In his speech last week, Obama talked about negative experiences of African-Americans and the historic setting “of racial disparities in the application of our criminal laws.” But he also acknowledged that “African-American young men are disproportionately involved in the criminal justice system … (as) both victims and perpetrators of violence.” And he said the black community is “not naïve in understanding that … somebody like Trayvon Martin was statistically more likely to be shot by a peer than he was by somebody else.”
Obama raised a good question: “How do we learn some lessons from this and move in a positive direction?”
First, he said, “I think it would be productive for the Justice Department, governors, mayors to work with law enforcement about training at the state and local levels in order to reduce the kind of mistrust in the system that sometimes currently exists.”
Second, he said, “I think it would be useful for us to examine some state and local laws to see if … they are designed in such a way that they may encourage the kinds of altercations and confrontations and tragedies that we saw in the Florida case.” He questioned “if we’re sending a message as a society in our communities that someone who is armed potentially has the right to use those firearms even if there’s a way for them to exit from a situation.”
Third, Obama said, “a long-term project,” is the “need to spend some time thinking about how do we bolster and reinforce our African-American boys” who “are getting a lot of negative reinforcement.” He said he could use his convening power to “gather together business leaders and local elected officials and clergy and celebrities and athletes, and figure out how are we doing a better job helping young African-American men feel that they’re a full part of this society and that they’ve got pathways and avenues to succeed.”
It seems to me that the idea of more training for law enforcement misses the point, but no doubt local police departments could use more federal funds for training.

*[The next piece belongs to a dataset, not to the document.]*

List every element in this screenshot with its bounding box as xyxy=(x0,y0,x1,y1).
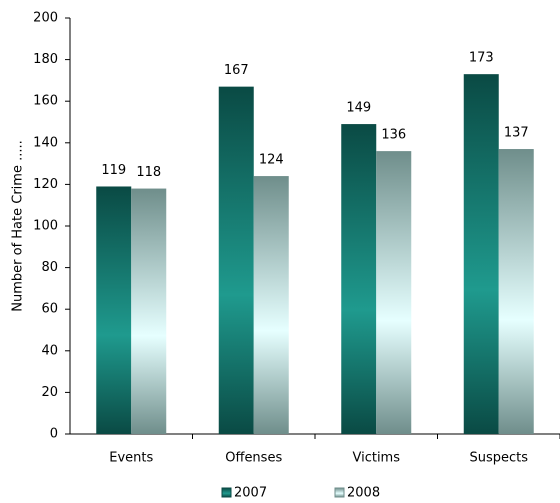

As for the issue of “stand your ground” laws in Florida and 20 other states, the people of those states approved those laws. Let them decide if they want to change them.
To the third point, it would be good if Obama and others concerned about young black men would focus on family-building, education, responsibility development and job creation for this group: 28 percent of black adults ages 16 to 24 are unemployed. And the jobless rate for young black male high school dropouts ages 16-25 is a staggering 51.6 percent, per analysis by remappingdebate.org.
Convening meetings will not fix these problems, Mr. President. There are no “pathways and avenues to succeed” without education, responsibility and a job.